Крестной феей назначаю себя! (СИ) - Светова Ника. Страница 35
— Сесиль, душа моя, ты великолепна! — Форбенкс захватил в свои пухлые ладошки руку мадам Лилье и с явным удовольствием поцеловал. — Даже мне, старому холостяку, понятно, как прекрасно твое творение! А цветы!.. Сеси, неужели ты вспоминала то, о чем я сейчас думаю? Таинственный трилунник с золотыми цветами, который мы искали двадцать два года назад?
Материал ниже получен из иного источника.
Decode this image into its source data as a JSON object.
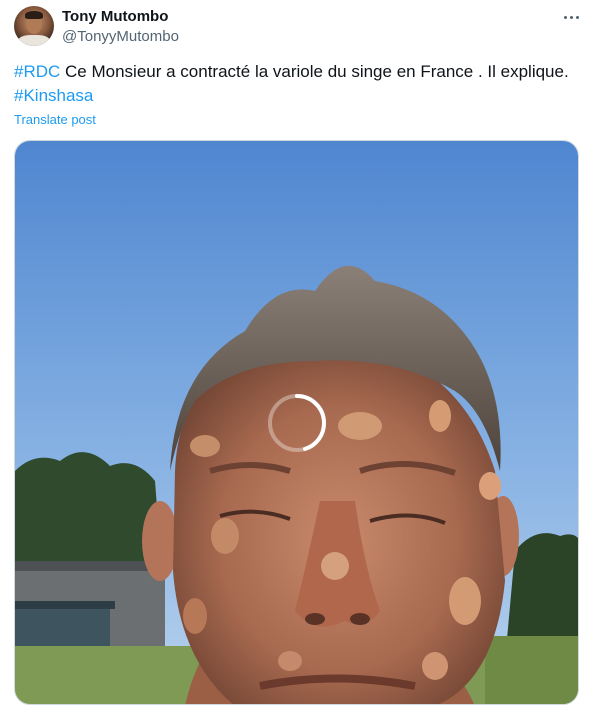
{
  "author": {
    "display_name": "Tony Mutombo",
    "handle": "@TonyyMutombo"
  },
  "post": {
    "hashtag_1": "#RDC",
    "text": " Ce Monsieur a contracté la variole du singe en France . Il explique.",
    "hashtag_2": "#Kinshasa",
    "translate_label": "Translate post"
  },
  "media": {
    "type": "video",
    "state": "loading"
  },
  "icons": {
    "more": "more-horizontal-icon",
    "spinner": "loading-spinner-icon"
  },
  "colors": {
    "link": "#1d9bf0",
    "text": "#0f1419",
    "secondary": "#536471"
  }
}
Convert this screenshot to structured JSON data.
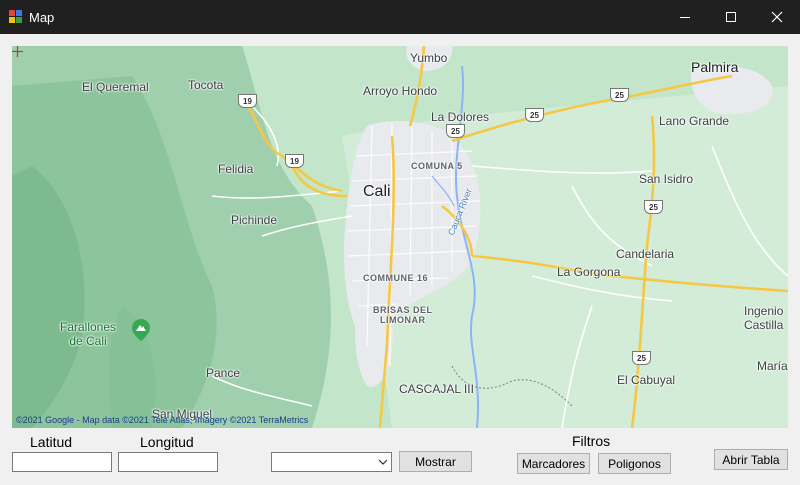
{
  "window": {
    "title": "Map",
    "controls": [
      "minimize",
      "maximize",
      "close"
    ],
    "title_bar_color": "#202020"
  },
  "map": {
    "places": {
      "yumbo": "Yumbo",
      "palmira": "Palmira",
      "el_queremal": "El Queremal",
      "tocota": "Tocota",
      "arroyo_hondo": "Arroyo Hondo",
      "la_dolores": "La Dolores",
      "lano_grande": "Lano Grande",
      "felidia": "Felidia",
      "comuna_5": "COMUNA 5",
      "cali": "Cali",
      "san_isidro": "San Isidro",
      "pichinde": "Pichinde",
      "cauca_river": "Cauca River",
      "candelaria": "Candelaria",
      "la_gorgona": "La Gorgona",
      "commune_16": "COMMUNE 16",
      "brisas_del_limonar": "BRISAS DEL\nLIMONAR",
      "farallones": "Farallones\nde Cali",
      "ingenio_castilla": "Ingenio\nCastilla",
      "pance": "Pance",
      "el_cabuyal": "El Cabuyal",
      "maria": "María",
      "cascajal": "CASCAJAL III",
      "san_miguel": "San Miguel"
    },
    "shields": [
      "19",
      "19",
      "25",
      "25",
      "25",
      "25",
      "25"
    ],
    "attribution": "©2021 Google - Map data ©2021 Tele Atlas, Imagery ©2021 TerraMetrics",
    "marker_icon": "crosshair-marker-icon",
    "colors": {
      "terrain": "#b9dfc3",
      "urban": "#e8eaed",
      "highway": "#f6c744",
      "water": "#8ab4f8",
      "marker": "#d93025"
    }
  },
  "controls": {
    "latitud_label": "Latitud",
    "longitud_label": "Longitud",
    "latitud_value": "",
    "longitud_value": "",
    "filter_select_value": "",
    "mostrar_button": "Mostrar",
    "filtros_label": "Filtros",
    "marcadores_button": "Marcadores",
    "poligonos_button": "Poligonos",
    "abrir_tabla_button": "Abrir Tabla"
  }
}
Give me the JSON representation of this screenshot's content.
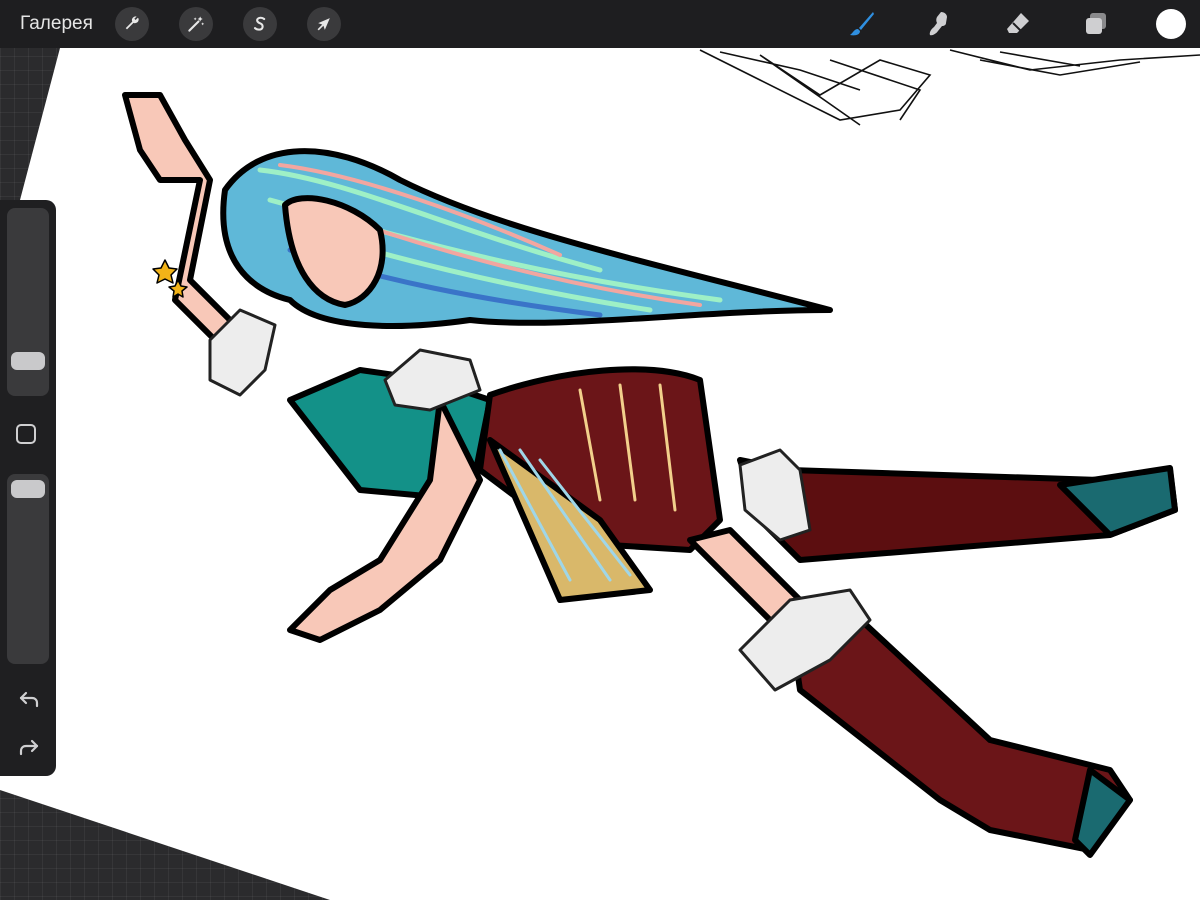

Графиня Роддерик слушала мага и недоумевала: причем тут трилунник, почему он вдруг ударился в какие-то воспоминания? А Бартоломью, став еще более нелепым, чем обычно, вдруг начал неуклюже топтаться на месте, в некоем подобии танца, и напевать приятным баском:
Сиянье трех лун, ты творишь чудеса,
Каких не придумает умник,
Становятся ближе к земле небеса,
Когда зацветает трилунник!
Эвелина рассердилась было на мага, не понимая его странной выходки, но Бартоломью так увлеченно распевал свою песенку, так потешно притоптывал на месте и покачивался из стороны в сторону, что графиня сама не заметила, как начала смеяться. Толстый увалень, каким выглядел сейчас Форбенкс, словно обрадовался, услышав смех графини. Он успел запыхаться и петь уже не получалось, но зато маг достал из кармана брюк какой-то свисток и довольно складно принялся насвистывать мелодию песенки. Эвелина совсем забыла, что собиралась сердиться, и смеялась так, словно вновь стала маленькой Велли, впервые увидевшей циркового клоуна. Рядом с ней звенел голосок смеющейся Кэти, мадам Лилье, сначала фыркнув на нелепые проделки приятеля, тоже принялась смеяться. Маркиз д'Анжу заливался хохотом, граф д'Жене соизволил снисходительно усмехнуться. Только юная Эльзи стояла молча и равнодушно, а когда запыхавшийся маг, наконец, остановился и обратился к юной маркизе с вопросом, как ей понравилась песенка, маркиза д'Анжу ровным спокойным голосом ответила:
— Да, она веселая, мне нравятся такие песенки.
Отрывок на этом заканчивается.